With all that in mind, The Ringer’s Danny Kelly gave them an A+ and an A- for their first round picks. Suddenly, everyone in Washington is happy and hopeful. Well, everyone except the head coach.

Winner: Reggie Wayne

Ex-players announcing draft picks has become a tradition at this point. So has ex-players trolling their old divisional rivals while doing so. David Akers performance last year in Dallas was probably the standard-bearer coming into this year’s draft. It’s not anymore.

Stock up: Meditation

My ESPN feed cut out for eight minutes over the weekend, and I experienced something foreign and scary.

There were no talking heads, no highlight packages, no music.

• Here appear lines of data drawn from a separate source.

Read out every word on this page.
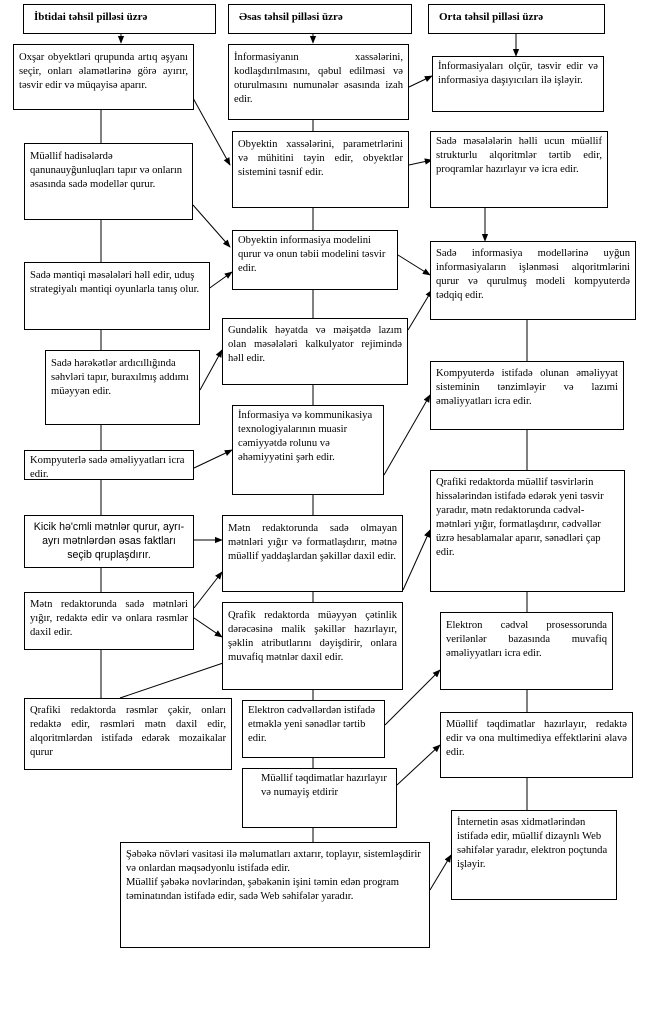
İbtidai təhsil pilləsi üzrə	Əsas təhsil pilləsi üzrə	Orta təhsil pilləsi üzrə
Oxşar obyektləri qrupunda artıq əşyanı seçir, onları əlamətlərinə görə ayırır, təsvir edir və müqayisə aparır.
Müəllif hadisələrdə qanunauyğunluqları tapır və onların əsasında sadə modellər qurur.
Sadə məntiqi məsələləri həll edir, uduş strategiyalı məntiqi oyunlarla tanış olur.
Sadə hərəkətlər ardıcıllığında səhvləri tapır, buraxılmış addımı müəyyən edir.
Kompyuterlə sadə əməliyyatları icra edir.
Kicik hə'cmli mətnlər qurur, ayrı-ayrı mətnlərdən əsas faktları seçib qruplaşdırır.
Mətn redaktorunda sadə mətnləri yığır, redaktə edir və onlara rəsmlər daxil edir.
Qrafiki redaktorda rəsmlər çəkir, onları redaktə edir, rəsmləri mətn daxil edir, alqoritmlərdən istifadə edərək mozaikalar qurur
İnformasiyanın xassələrini, kodlaşdırılmasını, qəbul edilməsi və oturulmasını numunələr əsasında izah edir.
Obyektin xassələrini, parametrlərini və mühitini təyin edir, obyektlər sistemini təsnif edir.
Obyektin informasiya modelini qurur və onun təbii modelini təsvir edir.
Gundəlik həyatda və məişətdə lazım olan məsələləri kalkulyator rejimində həll edir.
İnformasiya və kommunikasiya texnologiyalarının muasir cəmiyyətdə rolunu və əhəmiyyətini şərh edir.
Mətn redaktorunda sadə olmayan mətnləri yığır və formatlaşdırır, mətnə müəllif yaddaşlardan şəkillər daxil edir.
Qrafik redaktorda müəyyən çətinlik dərəcəsinə malik şəkillər hazırlayır, şəklin atributlarını dəyişdirir, onlara muvafiq mətnlər daxil edir.
Elektron cədvəllərdən istifadə etməklə yeni sənədlər tərtib edir.
Müəllif təqdimatlar hazırlayır və numayiş etdirir
Şəbəkə növləri vasitəsi ilə məlumatları axtarır, toplayır, sistemləşdirir və onlardan məqsədyonlu istifadə edir.
Müəllif şəbəkə novlərindən, şəbəkənin işini təmin edən program təminatından istifadə edir, sadə Web səhifələr yaradır.
İnformasiyaları olçür, təsvir edir və informasiya daşıyıcıları ilə işləyir.
Sadə məsələlərin həlli ucun müəllif strukturlu alqoritmlər tərtib edir, proqramlar hazırlayır və icra edir.
Sadə informasiya modellərinə uyğun informasiyaların işlənməsi alqoritmlərini qurur və qurulmuş modeli kompyuterdə tədqiq edir.
Kompyuterdə istifadə olunan əməliyyat sisteminin tənzimləyir və lazımi əməliyyatları icra edir.
Qrafiki redaktorda müəllif təsvirlərin hissələrindən istifadə edərək yeni təsvir yaradır, mətn redaktorunda cədvəl-mətnləri yığır, formatlaşdırır, cədvəllər üzrə hesablamalar aparır, sənədləri çap edir.
Elektron cədvəl prosessorunda verilənlər bazasında muvafiq əməliyyatları icra edir.
Müəllif təqdimatlar hazırlayır, redaktə edir və ona multimediya effektlərini əlavə edir.
İnternetin əsas xidmətlərindən istifadə edir, müəllif dizaynlı Web səhifələr yaradır, elektron poçtunda işləyir.
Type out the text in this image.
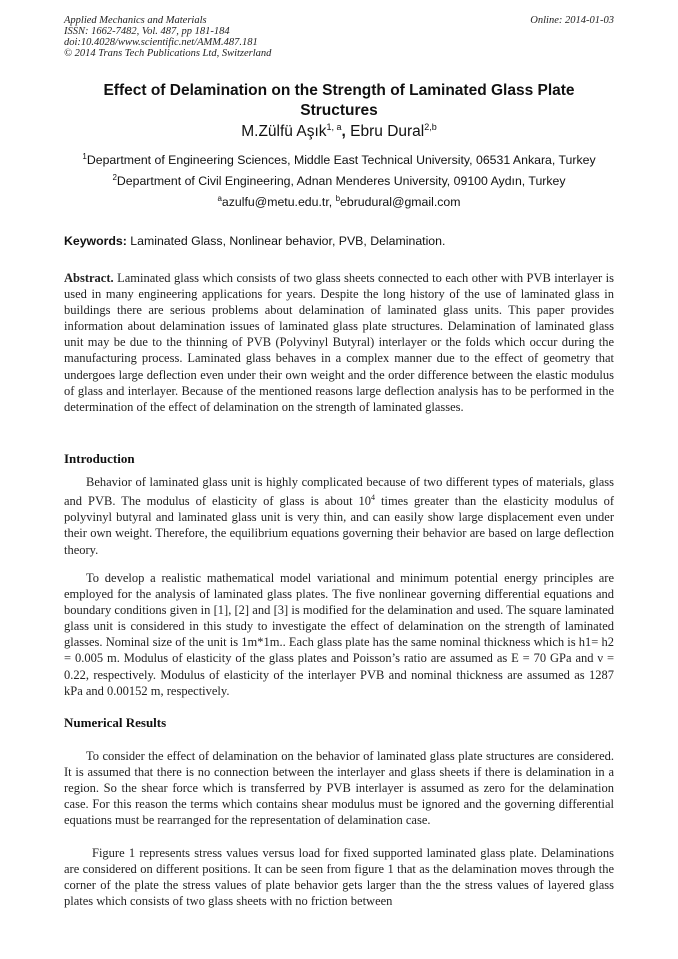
Applied Mechanics and Materials
ISSN: 1662-7482, Vol. 487, pp 181-184
doi:10.4028/www.scientific.net/AMM.487.181
© 2014 Trans Tech Publications Ltd, Switzerland
Online: 2014-01-03
Effect of Delamination on the Strength of Laminated Glass Plate Structures
M.Zülfü Aşık$^{1, a}$, Ebru Dural$^{2,b}$
$^1$Department of Engineering Sciences, Middle East Technical University, 06531 Ankara, Turkey
$^2$Department of Civil Engineering, Adnan Menderes University, 09100 Aydın, Turkey
$^a$azulfu@metu.edu.tr, $^b$ebrudural@gmail.com
Keywords: Laminated Glass, Nonlinear behavior, PVB, Delamination.

Abstract. Laminated glass which consists of two glass sheets connected to each other with PVB interlayer is used in many engineering applications for years. Despite the long history of the use of laminated glass in buildings there are serious problems about delamination of laminated glass units. This paper provides information about delamination issues of laminated glass plate structures. Delamination of laminated glass unit may be due to the thinning of PVB (Polyvinyl Butyral) interlayer or the folds which occur during the manufacturing process. Laminated glass behaves in a complex manner due to the effect of geometry that undergoes large deflection even under their own weight and the order difference between the elastic modulus of glass and interlayer. Because of the mentioned reasons large deflection analysis has to be performed in the determination of the effect of delamination on the strength of laminated glasses.

Introduction

Behavior of laminated glass unit is highly complicated because of two different types of materials, glass and PVB. The modulus of elasticity of glass is about $10^4$ times greater than the elasticity modulus of polyvinyl butyral and laminated glass unit is very thin, and can easily show large displacement even under their own weight. Therefore, the equilibrium equations governing their behavior are based on large deflection theory.

To develop a realistic mathematical model variational and minimum potential energy principles are employed for the analysis of laminated glass plates. The five nonlinear governing differential equations and boundary conditions given in [1], [2] and [3] is modified for the delamination and used. The square laminated glass unit is considered in this study to investigate the effect of delamination on the strength of laminated glasses. Nominal size of the unit is 1m*1m.. Each glass plate has the same nominal thickness which is h1= h2 = 0.005 m. Modulus of elasticity of the glass plates and Poisson’s ratio are assumed as E = 70 GPa and ν = 0.22, respectively. Modulus of elasticity of the interlayer PVB and nominal thickness are assumed as 1287 kPa and 0.00152 m, respectively.

Numerical Results

To consider the effect of delamination on the behavior of laminated glass plate structures are considered. It is assumed that there is no connection between the interlayer and glass sheets if there is delamination in a region. So the shear force which is transferred by PVB interlayer is assumed as zero for the delamination case. For this reason the terms which contains shear modulus must be ignored and the governing differential equations must be rearranged for the representation of delamination case.

Figure 1 represents stress values versus load for fixed supported laminated glass plate. Delaminations are considered on different positions. It can be seen from figure 1 that as the delamination moves through the corner of the plate the stress values of plate behavior gets larger than the the stress values of layered glass plates which consists of two glass sheets with no friction between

Just silence.

There were no graphics of the best players still available, no crowd shots, no live looks at football players staring down at their phones. Just a black screen.

The peace and quiet was so revelatory, I had an epiphany. I’d been looking at screens so long, awash in a sea of sights and sounds, I’d forgotten what it was like to just be. It was glorious.

Then the feed came back and I watched 10 more hours of draft coverage.